QUICKER THAN THE EYE. Ray Bradbury

The winter night lay through the house with a falling-snow silence, silence snowing into every room, drifting over tables and floors, and banking up the stairwell.

Then the pounding started again. And then:

A sound of soft crying.

“Downstairs.”

“Someone in the house.”

“Lotte, do you think? The front door’s unlocked.”

“She’d have knocked. Can’t be Lotte.”

“She’s the only one it could be. She phoned.”

They both glanced at the phone. If you lifted the receiver, you heard a winter stillness. The phones were dead. They had died days ago with the riots in the nearest towns and cities. Now, in the receiver, you heard only your own heart-beat. “Can you put me up?” Lone had cried from six hundred miles away. “Just overnight?”

But before they could answer her, the phone had filled itself with long miles of silence.

“Lotte is coming. She sounded hysterical. That might be her,” said Martha Webb.

“No,” said Robert. “I heard that crying other nights, too. Dear God.”

They lay in the cold room in this farmhouse back in the Massachusetts wilderness, back from the main roads, away from the towns, near a bleak river and a black forest. It was the frozen middle of December. The white smell of snow cut the air.

They arose. With an oil lamp lit, they sat on the edge of the bed as if dangling their legs over a precipice.

“There’s no one downstairs, there can’t be.”

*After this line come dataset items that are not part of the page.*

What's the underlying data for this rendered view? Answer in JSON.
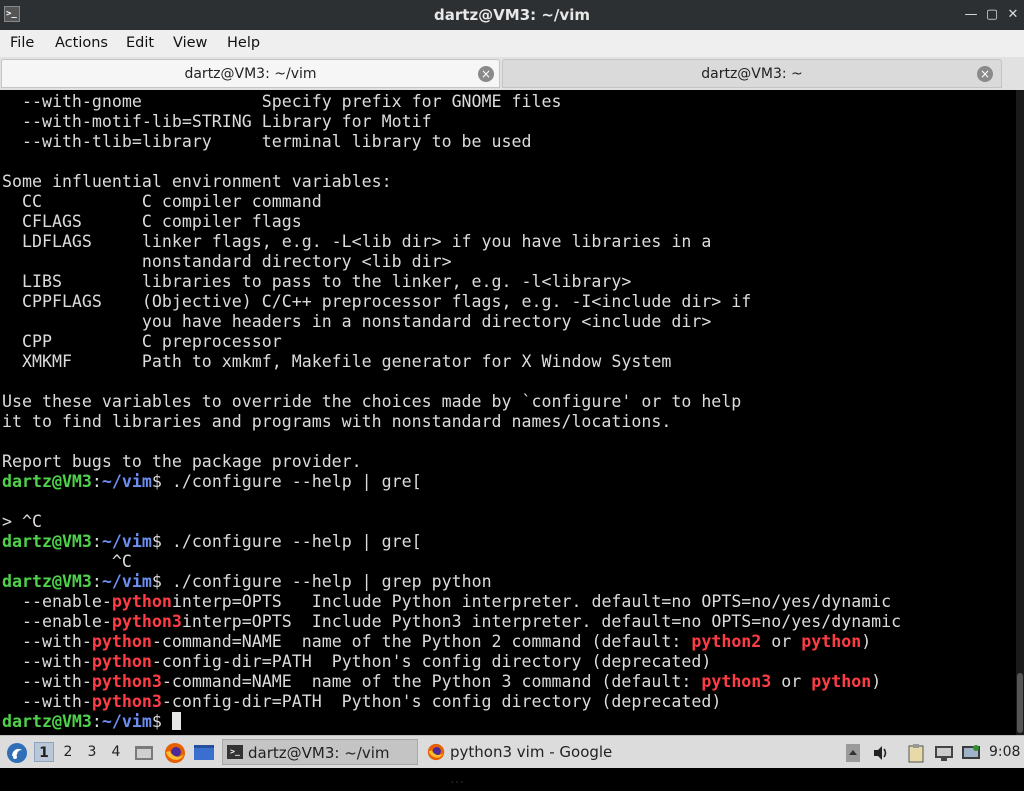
{
  "window": {
    "title": "dartz@VM3: ~/vim"
  },
  "menu": {
    "file": "File",
    "actions": "Actions",
    "edit": "Edit",
    "view": "View",
    "help": "Help"
  },
  "tabs": [
    {
      "label": "dartz@VM3: ~/vim"
    },
    {
      "label": "dartz@VM3: ~"
    }
  ],
  "terminal": {
    "user": "dartz@VM3",
    "path": "~/vim",
    "help_lines": [
      "  --with-gnome            Specify prefix for GNOME files",
      "  --with-motif-lib=STRING Library for Motif",
      "  --with-tlib=library     terminal library to be used",
      "",
      "Some influential environment variables:",
      "  CC          C compiler command",
      "  CFLAGS      C compiler flags",
      "  LDFLAGS     linker flags, e.g. -L<lib dir> if you have libraries in a",
      "              nonstandard directory <lib dir>",
      "  LIBS        libraries to pass to the linker, e.g. -l<library>",
      "  CPPFLAGS    (Objective) C/C++ preprocessor flags, e.g. -I<include dir> if",
      "              you have headers in a nonstandard directory <include dir>",
      "  CPP         C preprocessor",
      "  XMKMF       Path to xmkmf, Makefile generator for X Window System",
      "",
      "Use these variables to override the choices made by `configure' or to help",
      "it to find libraries and programs with nonstandard names/locations.",
      "",
      "Report bugs to the package provider."
    ],
    "cmd1": " ./configure --help | gre[",
    "blank1": "",
    "cont1": "> ^C",
    "cmd2": " ./configure --help | gre[",
    "cont2": "           ^C",
    "cmd3": " ./configure --help | grep python",
    "grep_results": [
      [
        {
          "t": "  --enable-"
        },
        {
          "t": "python",
          "h": true
        },
        {
          "t": "interp=OPTS   Include Python interpreter. default=no OPTS=no/yes/dynamic"
        }
      ],
      [
        {
          "t": "  --enable-"
        },
        {
          "t": "python3",
          "h": true
        },
        {
          "t": "interp=OPTS  Include Python3 interpreter. default=no OPTS=no/yes/dynamic"
        }
      ],
      [
        {
          "t": "  --with-"
        },
        {
          "t": "python",
          "h": true
        },
        {
          "t": "-command=NAME  name of the Python 2 command (default: "
        },
        {
          "t": "python2",
          "h": true
        },
        {
          "t": " or "
        },
        {
          "t": "python",
          "h": true
        },
        {
          "t": ")"
        }
      ],
      [
        {
          "t": "  --with-"
        },
        {
          "t": "python",
          "h": true
        },
        {
          "t": "-config-dir=PATH  Python's config directory (deprecated)"
        }
      ],
      [
        {
          "t": "  --with-"
        },
        {
          "t": "python3",
          "h": true
        },
        {
          "t": "-command=NAME  name of the Python 3 command (default: "
        },
        {
          "t": "python3",
          "h": true
        },
        {
          "t": " or "
        },
        {
          "t": "python",
          "h": true
        },
        {
          "t": ")"
        }
      ],
      [
        {
          "t": "  --with-"
        },
        {
          "t": "python3",
          "h": true
        },
        {
          "t": "-config-dir=PATH  Python's config directory (deprecated)"
        }
      ]
    ],
    "prompt_suffix": "$",
    "cmd4": " "
  },
  "taskbar": {
    "workspaces": [
      "1",
      "2",
      "3",
      "4"
    ],
    "active_workspace": "1",
    "tasks": [
      {
        "label": "dartz@VM3: ~/vim",
        "icon": "terminal-icon"
      },
      {
        "label": "python3 vim - Google ...",
        "icon": "firefox-icon"
      }
    ],
    "clock": "9:08"
  },
  "colors": {
    "prompt_user": "#4ed24a",
    "prompt_path": "#6c8ef0",
    "match_highlight": "#ff3c44",
    "terminal_bg": "#000000",
    "terminal_fg": "#dcdcdc"
  }
}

“Whoever it is sounds frightened.”

“We’re all frightened, damn it. That’s why we came out here, to be away from cities, riots, all that damned foolishness. No more wiretaps, arrests, taxes, neurotics. Now when we find it at last, people call and upset us. And tonight this, Christ!” He glanced at his wife. “You afraid?”

“I don’t know. I don’t believe in ghosts. This is 1999; I’m sane. Or like to think I am. Where’s your gun?”

“We won’t need it. Don’t ask me why, but we won’t.” They picked up their oil lamps. In another month the small power plant would be finished in the white barns behind the house and there’d be power to spare, but now they haunted the farm, coming and going with dim lamps or candles.

They stood at the stairwell, both thirty-three, both immensely practical.

The crying, the sadness, and the plea came from below in the winter rooms.

“She sounds so damned sad,” said Robert. “God, I’m sorry for her, but don’t even know who it is. Come on.”

They went downstairs.

As if hearing their footsteps, the crying grew louder. There was a dull thudding against a hidden panel somewhere.

“The Witch Door!” said Martha Webb at last.

“Can’t be.”

“Is.”

They stood in the long hall looking at that place under the stairs, where the panels trembled faintly. But now the cries faded, as if the crier was exhausted, or something had diverted her, or perhaps their voices had startled her and she was listening for them to speak again. Now the winter-night house was silent and the man and wife waited with the oil lamps quietly fuming in their hands.

Robert Webb stepped to the Witch Door and touched it, probing for the hidden button, the secret spring. “There can’t be anyone in there,” he said. “My God, we’ve been here six months, and that’s just a cubby. Isn’t that what the Realtor said when he sold the place? No one could hide in there and us not know it. We-“

“Listen!”

They listened.

Nothing.

“She’s gone, it’s gone, whatever it was, hell, that door hasn’t been opened in our lifetime. Everyone’s forgotten where the spring is that unlocks it. I don’t think there is a door, only a loose panel, and rats’ nests, that’s all. The walls, scratching. Why not?” He turned to look at his wife, who was staring at the hidden place.

“Silly,” she said. “Good Lord, rats don’t cry. That was a voice, asking to be saved. Lotte, I thought. But now I know it wasn’t she, but someone else in as much trouble.”

Martha Webb reached out and trembled her fingertips along the beveled edge of ancient maple. “Can’t we open it?”

“With a crowbar and hammer, tomorrow.”